Почему-то именно слово «безделица», такое русское и домашнее, он произносил с утрированным эстонским акцентом, будто нарочно вытягивая гласные и отчеканивая каждую согласную, точно медную медальку.
– Нет, не пустяки, Райво. Твои люди старались, да и ты тоже. Тебя не обидит сумма, как в прошлый раз?
– Конечно, нет, Феликс. Это щедро. Но ты всё правильно понимаешь.
Логинов на секунду задумался.
– А полицейским? Сколько я им должен?
– Вот ещё! – дунул в трубку Тамме. – Им будет достаточно, что мы за них отработали дело и вернули браслет. Пусть довольствуются похвалой начальства.
– И всё же… – Логинов сомневался. – Райво… Там же камеры. И ребята эти, из полиции, не дураки. Не хотелось бы лишних вопросов…
– Я понял тебя, – протянул Тамме. – Денег не давай. Купи шахматы. Хорошие. Для начальника. В субботу я с ним парюсь в вашей русской бане. Подарок твой передам.
– Договорились. Спасибо, Райво.
– И вот ещё что, – Тамме почмокал губами в трубку. – Хорошо бы, твоя жена не выходила из дома. Хотя бы временно. Месяц.
– Райво, я не могу её запереть в доме!
– Тогда нужно, чтобы кто-нибудь её сопровождал. Или наблюдал за ней.
Логинов задумался. Безусловно, Тамме был прав.
– Райво… Можно ли рассчитывать на твоего человека?
– Не думаю, что это выход, Феликс. Наружка – дорогая вещь, да и людей у меня мало. Найди кого-нибудь надёжного.

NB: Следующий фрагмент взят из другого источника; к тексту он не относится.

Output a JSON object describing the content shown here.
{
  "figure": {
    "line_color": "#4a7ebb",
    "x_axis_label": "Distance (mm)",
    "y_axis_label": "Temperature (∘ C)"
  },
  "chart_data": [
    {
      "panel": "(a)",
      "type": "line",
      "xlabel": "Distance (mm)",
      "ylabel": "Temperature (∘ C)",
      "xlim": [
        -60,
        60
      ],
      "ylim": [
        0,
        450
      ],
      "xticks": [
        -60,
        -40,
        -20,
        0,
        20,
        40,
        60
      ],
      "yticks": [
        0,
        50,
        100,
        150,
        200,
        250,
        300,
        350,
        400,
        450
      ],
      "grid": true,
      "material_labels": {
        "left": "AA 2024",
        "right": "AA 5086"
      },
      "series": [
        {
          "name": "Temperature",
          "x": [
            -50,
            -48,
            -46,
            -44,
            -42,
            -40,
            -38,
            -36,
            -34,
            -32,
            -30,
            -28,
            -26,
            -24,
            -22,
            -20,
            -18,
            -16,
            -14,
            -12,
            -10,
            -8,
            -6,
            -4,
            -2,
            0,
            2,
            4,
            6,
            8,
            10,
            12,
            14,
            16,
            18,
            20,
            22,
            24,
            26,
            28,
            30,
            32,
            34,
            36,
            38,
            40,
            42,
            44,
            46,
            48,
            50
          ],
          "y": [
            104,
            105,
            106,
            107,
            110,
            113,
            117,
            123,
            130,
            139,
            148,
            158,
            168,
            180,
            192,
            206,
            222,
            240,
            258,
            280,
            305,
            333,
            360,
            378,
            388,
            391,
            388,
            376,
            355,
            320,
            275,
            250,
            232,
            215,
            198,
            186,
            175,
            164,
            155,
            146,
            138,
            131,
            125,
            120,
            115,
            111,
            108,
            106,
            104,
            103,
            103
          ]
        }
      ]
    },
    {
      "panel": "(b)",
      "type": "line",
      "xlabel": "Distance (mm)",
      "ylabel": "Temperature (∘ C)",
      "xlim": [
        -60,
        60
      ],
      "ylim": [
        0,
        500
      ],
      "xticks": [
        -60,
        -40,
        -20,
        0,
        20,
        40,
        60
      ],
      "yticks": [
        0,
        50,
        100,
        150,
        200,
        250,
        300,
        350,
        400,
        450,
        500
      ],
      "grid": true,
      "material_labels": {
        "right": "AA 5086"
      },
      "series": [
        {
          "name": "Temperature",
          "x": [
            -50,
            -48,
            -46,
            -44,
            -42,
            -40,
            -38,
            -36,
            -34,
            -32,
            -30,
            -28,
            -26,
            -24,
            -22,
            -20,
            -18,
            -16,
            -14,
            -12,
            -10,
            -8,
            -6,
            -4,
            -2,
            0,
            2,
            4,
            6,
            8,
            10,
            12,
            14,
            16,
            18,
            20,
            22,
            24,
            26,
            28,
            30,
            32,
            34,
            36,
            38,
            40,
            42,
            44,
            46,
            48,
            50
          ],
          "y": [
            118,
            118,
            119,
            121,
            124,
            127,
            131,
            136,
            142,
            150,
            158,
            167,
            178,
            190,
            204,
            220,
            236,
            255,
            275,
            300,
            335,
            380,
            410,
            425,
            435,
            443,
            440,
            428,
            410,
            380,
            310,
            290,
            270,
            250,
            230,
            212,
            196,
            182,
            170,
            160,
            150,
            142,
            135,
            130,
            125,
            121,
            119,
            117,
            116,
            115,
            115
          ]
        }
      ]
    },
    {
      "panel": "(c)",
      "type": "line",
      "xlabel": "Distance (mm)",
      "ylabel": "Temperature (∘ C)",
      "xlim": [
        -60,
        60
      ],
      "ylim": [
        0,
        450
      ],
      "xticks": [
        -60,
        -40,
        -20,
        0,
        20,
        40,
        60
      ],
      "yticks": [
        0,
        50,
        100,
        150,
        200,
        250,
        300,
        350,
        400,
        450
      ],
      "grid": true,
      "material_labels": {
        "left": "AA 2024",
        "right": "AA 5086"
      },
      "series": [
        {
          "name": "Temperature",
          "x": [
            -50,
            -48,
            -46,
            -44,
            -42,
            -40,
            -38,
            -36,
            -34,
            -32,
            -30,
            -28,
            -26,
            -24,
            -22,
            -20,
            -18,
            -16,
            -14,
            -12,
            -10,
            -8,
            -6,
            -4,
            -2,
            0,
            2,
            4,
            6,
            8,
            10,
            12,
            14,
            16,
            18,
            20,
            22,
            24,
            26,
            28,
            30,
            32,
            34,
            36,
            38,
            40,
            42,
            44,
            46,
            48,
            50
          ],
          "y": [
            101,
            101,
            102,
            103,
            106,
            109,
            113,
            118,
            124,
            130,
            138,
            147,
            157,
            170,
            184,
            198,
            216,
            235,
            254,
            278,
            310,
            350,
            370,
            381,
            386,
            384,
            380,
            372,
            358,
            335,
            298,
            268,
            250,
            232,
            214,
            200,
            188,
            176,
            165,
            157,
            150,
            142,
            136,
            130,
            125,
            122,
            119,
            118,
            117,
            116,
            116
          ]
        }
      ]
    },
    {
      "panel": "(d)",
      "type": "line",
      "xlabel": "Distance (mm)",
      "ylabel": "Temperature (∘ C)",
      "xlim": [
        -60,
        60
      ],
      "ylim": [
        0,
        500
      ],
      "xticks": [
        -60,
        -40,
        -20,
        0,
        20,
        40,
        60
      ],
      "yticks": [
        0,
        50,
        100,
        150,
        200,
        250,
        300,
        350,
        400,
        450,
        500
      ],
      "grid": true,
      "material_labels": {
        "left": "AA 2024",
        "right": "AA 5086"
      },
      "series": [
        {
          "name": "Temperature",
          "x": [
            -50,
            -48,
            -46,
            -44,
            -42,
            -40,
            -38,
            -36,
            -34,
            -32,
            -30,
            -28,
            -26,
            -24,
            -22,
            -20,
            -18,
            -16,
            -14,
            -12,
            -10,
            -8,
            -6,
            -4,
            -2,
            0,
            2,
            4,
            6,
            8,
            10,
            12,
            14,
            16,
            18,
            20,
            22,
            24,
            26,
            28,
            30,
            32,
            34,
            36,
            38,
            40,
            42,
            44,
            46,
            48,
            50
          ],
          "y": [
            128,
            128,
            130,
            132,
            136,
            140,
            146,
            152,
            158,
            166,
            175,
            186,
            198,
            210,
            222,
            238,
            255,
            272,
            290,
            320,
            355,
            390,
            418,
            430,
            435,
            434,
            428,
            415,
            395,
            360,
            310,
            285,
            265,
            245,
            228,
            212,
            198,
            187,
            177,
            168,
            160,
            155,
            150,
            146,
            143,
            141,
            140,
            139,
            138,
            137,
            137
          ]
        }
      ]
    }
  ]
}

Тамме попрощался, отключил связь. Логинов сидел в полутьме минуты две, напряжённо думая о разговоре. Да, эстонец прав, тысячу раз прав! Нужен кто-то, кому можно доверить тайну, – тот, кто будет хорошо относиться к Марине, не обидит, не растревожит её, кто останется деликатен и не брезглив к неприятной, постыдной болезни, такой позорной для обывательского безжалостного суда. Компаньон или компаньонка. Кто-то «свой». Но в том-то и беда, что «своих» в этом городе у Логинова не было.
Тихо скрипнула дверь, и показалось личико помощницы Киры в ореоле света, бьющего из коридора.
– Феликс Георгиевич, я стучу, вы не отвечаете. У вас всё в порядке? Феликс Георгиевич, вы слышите меня? Может быть, вам нужно что-нибудь?
Логинов встрепенулся. Кира, такая ясная и прозрачная, услужливая, всегда понимающая. Идеально ведёт его дела, никогда не путает даты и цифры. Он не раз задумывался, что её может держать на маленькой ассистентской ставке, ведь она явно способна на большее.
«Может быть, вам нужно что-нибудь?»
– Да, Кира… Подыщите, пожалуйста, хорошие дорогие шахматы. Не по интернету. Проверьте сами в магазине, я полагаюсь на ваш вкус.